En 778 tuvo lugar una batalla en nuestro Pirineo y, a consecuencia de ella, nació nuestro reino. Los vascones del viejo Ducado se configuraron en una comunidad nueva a ambos lados de las montañas. Entidad política admirable en sus resultados hasta que a partir del siglo XVI la destruyeron fuerzas conspiradoras y oscuras que eliminaron la vieja democracia, imponiendo fronteras y fortalezas, Inquisición. El reino se nos fue de las manos, pero quedaron herederos de su grandeza que trataron de despejar la niebla inclemente que nos condenaba al olvido. Al no ser.

Toca recordar cada año la batalla de los vascones contra el emperador más poderoso de Europa, Carlos, de sobrenombre Magno. El que lideraba guerras de primavera donde moría mucha gente menos él, imponía marcas en fronteras que le parecían convenientes a él y no a los dueños de las mismas, establecía sitio a las ciudades condenando al hambre y a la sed a sus ciudadanos, no a él. Junto al rey Ramiro y otros reyes guerreros, resucitaron la imagen de Santiago el Mayor, apóstol de Cristo que desde Palestina se acercó a Galicia y, en vez de instaurar la prédica evangélica de la concordia, sus retos resplandecientes a la luz de las galaxias se transforman, por la gracia de los tiempos nuevos europeos y de la ambición de sus caudillos, de pescador de Galilea en guerrero formidable montado en caballo blanco de guerra, con su espada en ristre, vengador implacable de los que ignoraban su doctrina. Tan malos resultaron entonces los cristianos como los musulmanes, y aún lo siguen resultando en su dogmática batalla por conseguir el poder en nombre del Dios de todos.

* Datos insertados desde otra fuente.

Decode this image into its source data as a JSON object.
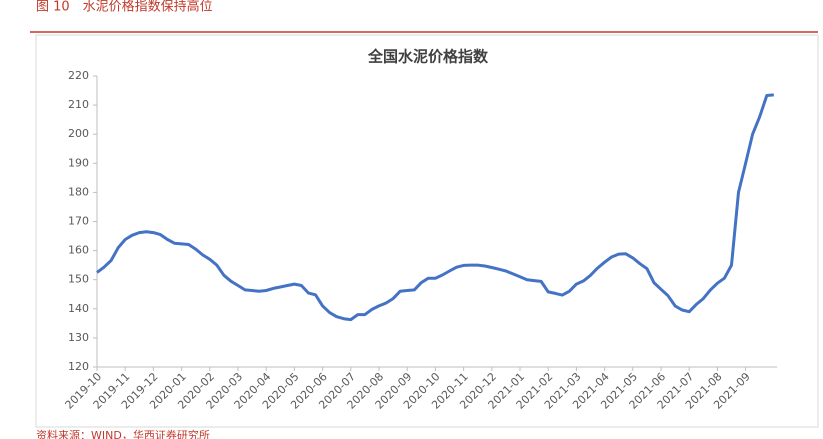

La memoria histórica disipa la niebla, en la búsqueda de los muertos de Orreaga. Hurgando más hondo que la raíces de los viejos robles y encinas milenarios, tanteando en la tierra venerable, en el centro mismo donde una vez hubo una batalla por estos conflictos humanos… y nos detenemos, como en el centro de un crómlech, en el imposible osario de los muertos. De los que una vez carnalmente vigorosos acudieron de los rincones del viejo país de los vascos en aquel agosto del 778, a la llamada de auxilio por espantar al conquistador que venía derrotado desde la ardiente Zaragoza, que no pudo tomar, hasta la verde Orreaga que quiso pisotear, incendiando en su deambular vengativo a la ciudad de los vascones, más antigua que Roma. Cuando era Iruña. La ciudad.

Esos huesos de aquellos hombres siguen ahí aunque no los veamos ni lo podamos palpar. Forman parte de la historia de un pueblo que no acepta humillaciones y que reivindica en cada momento su idiosincrasia. Debemos rescatarlos del manto de la niebla encubridora, del silencio hostil sobre su hazaña. Recuperar su obediencia al mandato de un dirigente, Eneko, para concurrir al desfiladero y vencer al enemigo que profanó sus tierras… la de las llanuras del sur, ardientes y fértiles, cubiertas de viñas, las de la cuenca de Iruña con sus robles, las de las montañas inhóspitas. Se trataba de proteger, mantener, defender… no de avanzar, conquistar, colonizar.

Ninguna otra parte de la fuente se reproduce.